Purpose: To investigate the feasibility of fetal blood oxygen level-dependent magnetic resonance (MR) imaging at 1.5 T and to compare DeltaR2* in the brains of fetal sheep during hypoxia at 3.0 T with that at 1.5 T.
Materials and methods: All experimental protocols were reviewed and approved by the local authorities on animal protection. Between January 2006 and May 2006, fetal brain measurements were performed in eight pregnant ewes with 1.5-T and 3.0-T MR imaging units after fetal paralysis was achieved by administering pancuronium bromide. With both imaging units, a T2*-weighted single-shot gradient-echo echo-planar imaging sequence (echo time, 30 msec at 3.0 T and 50 msec at 1.5 T) was used to measure T2* signal changes (DeltaR2*) in the fetal brain in control conditions and during hypoxia (maternal oxygenation, 50%-70%). A carotid catheter was placed and maintained in the fetuses to enable measurement of the fetal arterial oxygen saturation (SaO(2)). DeltaR2* was correlated with fetal SaO(2), and linear regression analysis was performed. A paired t test was used to evaluate differences, with a significance level of P < .05.

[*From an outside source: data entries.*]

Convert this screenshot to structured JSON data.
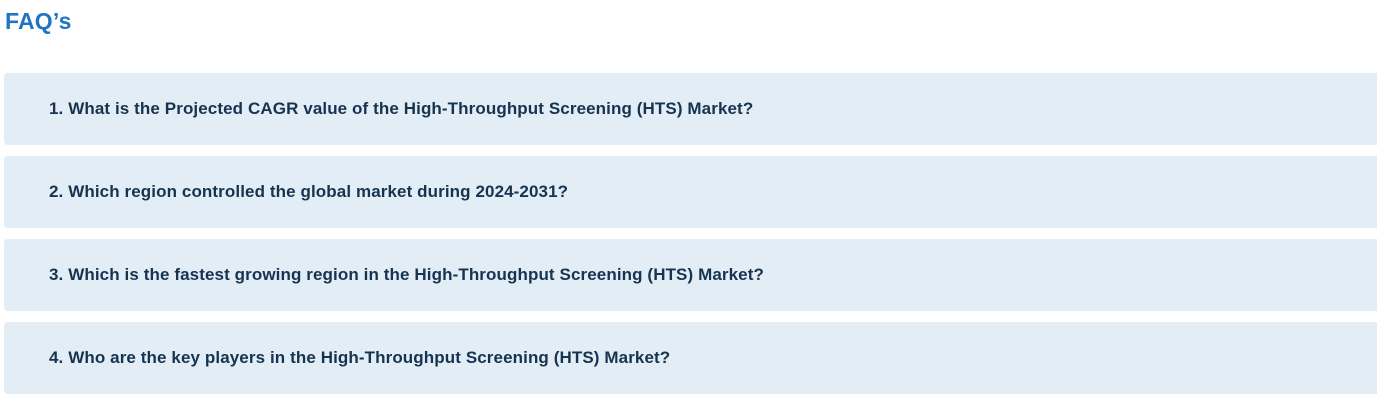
{
  "header": {
    "title": "FAQ’s"
  },
  "faq": {
    "items": [
      {
        "question": "1. What is the Projected CAGR value of the High-Throughput Screening (HTS) Market?"
      },
      {
        "question": "2. Which region controlled the global market during 2024-2031?"
      },
      {
        "question": "3. Which is the fastest growing region in the High-Throughput Screening (HTS) Market?"
      },
      {
        "question": "4. Who are the key players in the High-Throughput Screening (HTS) Market?"
      }
    ]
  },
  "colors": {
    "title": "#1f74c4",
    "item_background": "#e3edf6",
    "question_text": "#16344f"
  }
}
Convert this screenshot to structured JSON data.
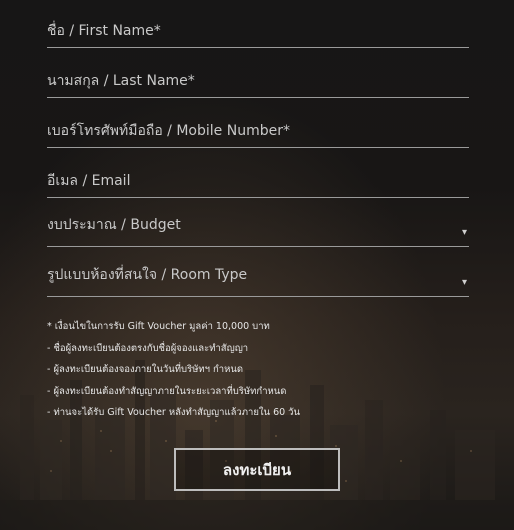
{
  "form": {
    "fields": [
      {
        "label": "ชื่อ / First Name*"
      },
      {
        "label": "นามสกุล / Last Name*"
      },
      {
        "label": "เบอร์โทรศัพท์มือถือ / Mobile Number*"
      },
      {
        "label": "อีเมล / Email"
      },
      {
        "label": "งบประมาณ / Budget",
        "caret": "▾"
      },
      {
        "label": "รูปแบบห้องที่สนใจ / Room Type",
        "caret": "▾"
      }
    ],
    "notes": [
      "* เงื่อนไขในการรับ Gift Voucher มูลค่า 10,000 บาท",
      "- ชื่อผู้ลงทะเบียนต้องตรงกับชื่อผู้จองและทำสัญญา",
      "- ผู้ลงทะเบียนต้องจองภายในวันที่บริษัทฯ กำหนด",
      "- ผู้ลงทะเบียนต้องทำสัญญาภายในระยะเวลาที่บริษัทกำหนด",
      "- ท่านจะได้รับ Gift Voucher หลังทำสัญญาแล้วภายใน 60 วัน"
    ],
    "submit_label": "ลงทะเบียน"
  },
  "colors": {
    "underline": "#9a9a9a",
    "text": "#c9c9c9",
    "button_border": "#bdbdbd"
  },
  "icons": {
    "select_caret": "triangle-down-icon"
  }
}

Results: At both field strengths, a signal intensity decrease on T2*-weighted images during hypoxia was detected. At 1.5 T, mean fetal SaO(2) was reduced from 65.4% +/- 9.2 (standard deviation) during control conditions to 17.7% +/- 6.2 during hypoxia. DeltaR2* and fetal SaO(2) correlated significantly (r = 0.98, P = .018). At 3.0 T, fetal SaO(2) was reduced from 62.4% +/- 7.5 during control conditions to 18% +/- 7.5 during hypoxia. DeltaR2* and fetal SaO(2) also correlated significantly (r = 0.95, P = .012). A linear fit resulted in a slope value of 0.084 +/- 0.003 for 1.5 T and 0.166 +/- 0.016 for 3.0 T. This means a doubled sensitivity of DeltaR2* for oxygen saturation variations at 3.0 T compared with 1.5 T.
Conclusion: MR imaging at 3.0 T is more sensitive than that at 1.5 T in the detection of DeltaR2* in the fetal brain during hypoxia. However, there was a signal decrease in the fetal brain in all 1.5-T experiments during hypoxia. Thus it is possible to measure fetal DeltaR2* at 1.5 T, which may be of more practical relevance for the evaluation of pregnant women.